6. Performance Considerations

Avoid Anti-patterns:

  • [ ] No accumulating spreads in reduce
  • [ ] No function creation in loops
  • [ ] No unnecessary object creation

Optimize:

  • [ ] Use Map for frequent lookups
  • [ ] Lazy evaluation for expensive operations
  • [ ] Memoization where appropriate

```typescript

// BAD - Creates new object each iteration

const result = items.reduce((acc, item) => ({ ...acc, [item.id]: item }), {});

// GOOD - Mutates Map directly

const result = items.reduce((acc, item) => acc.set(item.id, item), new Map());

```

Review Output Format

Structure findings as:

Critical Issues

Items that must be fixed before merge.

Important Improvements

Items that should be addressed but aren't blocking.

Suggestions

Nice-to-have improvements for future consideration.

Positive Observations

Well-implemented patterns worth highlighting.

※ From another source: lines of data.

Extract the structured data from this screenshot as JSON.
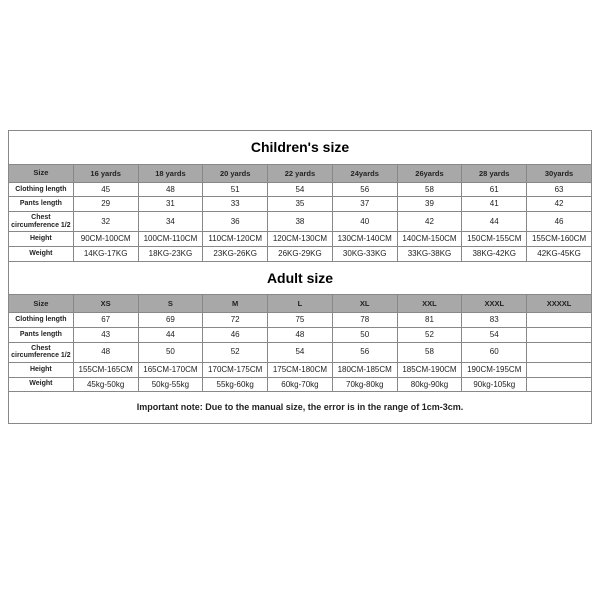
{
  "colors": {
    "border": "#888888",
    "header_bg": "#a8a8a8",
    "bg": "#ffffff",
    "text": "#222222"
  },
  "children": {
    "title": "Children's size",
    "size_label": "Size",
    "headers": [
      "16 yards",
      "18 yards",
      "20 yards",
      "22 yards",
      "24yards",
      "26yards",
      "28 yards",
      "30yards"
    ],
    "rows": [
      {
        "label": "Clothing length",
        "cells": [
          "45",
          "48",
          "51",
          "54",
          "56",
          "58",
          "61",
          "63"
        ]
      },
      {
        "label": "Pants length",
        "cells": [
          "29",
          "31",
          "33",
          "35",
          "37",
          "39",
          "41",
          "42"
        ]
      },
      {
        "label": "Chest circumference 1/2",
        "cells": [
          "32",
          "34",
          "36",
          "38",
          "40",
          "42",
          "44",
          "46"
        ]
      },
      {
        "label": "Height",
        "cells": [
          "90CM-100CM",
          "100CM-110CM",
          "110CM-120CM",
          "120CM-130CM",
          "130CM-140CM",
          "140CM-150CM",
          "150CM-155CM",
          "155CM-160CM"
        ]
      },
      {
        "label": "Weight",
        "cells": [
          "14KG-17KG",
          "18KG-23KG",
          "23KG-26KG",
          "26KG-29KG",
          "30KG-33KG",
          "33KG-38KG",
          "38KG-42KG",
          "42KG-45KG"
        ]
      }
    ]
  },
  "adult": {
    "title": "Adult size",
    "size_label": "Size",
    "headers": [
      "XS",
      "S",
      "M",
      "L",
      "XL",
      "XXL",
      "XXXL",
      "XXXXL"
    ],
    "rows": [
      {
        "label": "Clothing length",
        "cells": [
          "67",
          "69",
          "72",
          "75",
          "78",
          "81",
          "83",
          ""
        ]
      },
      {
        "label": "Pants length",
        "cells": [
          "43",
          "44",
          "46",
          "48",
          "50",
          "52",
          "54",
          ""
        ]
      },
      {
        "label": "Chest circumference 1/2",
        "cells": [
          "48",
          "50",
          "52",
          "54",
          "56",
          "58",
          "60",
          ""
        ]
      },
      {
        "label": "Height",
        "cells": [
          "155CM-165CM",
          "165CM-170CM",
          "170CM-175CM",
          "175CM-180CM",
          "180CM-185CM",
          "185CM-190CM",
          "190CM-195CM",
          ""
        ]
      },
      {
        "label": "Weight",
        "cells": [
          "45kg-50kg",
          "50kg-55kg",
          "55kg-60kg",
          "60kg-70kg",
          "70kg-80kg",
          "80kg-90kg",
          "90kg-105kg",
          ""
        ]
      }
    ]
  },
  "note": "Important note: Due to the manual size, the error is in the range of 1cm-3cm."
}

Project-Specific Conventions

  • Entity identification: Slug-based (categories, products) vs Name-based (productTypes, pageTypes)
  • Service pattern: Constructor DI with validator, repository, logger
  • Repository pattern: GraphQL operations encapsulated
  • Test pattern: vi.fn() mocks with schema-generated test data

References

Skill Reference Files

  • [Anti-Patterns](references/anti-patterns.md) - Common anti-patterns with corrections
  • [Type Safety Examples](references/type-safety-examples.md) - Type guards, branded types, discriminated unions

Project Resources

  • See {baseDir}/docs/CODE_QUALITY.md for complete coding standards
  • See {baseDir}/docs/ARCHITECTURE.md for service patterns
  • See {baseDir}/biome.json for linting rules

Related Skills

  • Complete entity workflow: See adding-entity-types for architectural patterns
  • Zod standards: See designing-zod-schemas for schema review criteria
  • Pre-commit checks: See validating-pre-commit for quality gate commands

Quick Reference Rule

For a condensed quick reference, see .claude/rules/code-quality.md (automatically loaded when editing src/*/.ts files).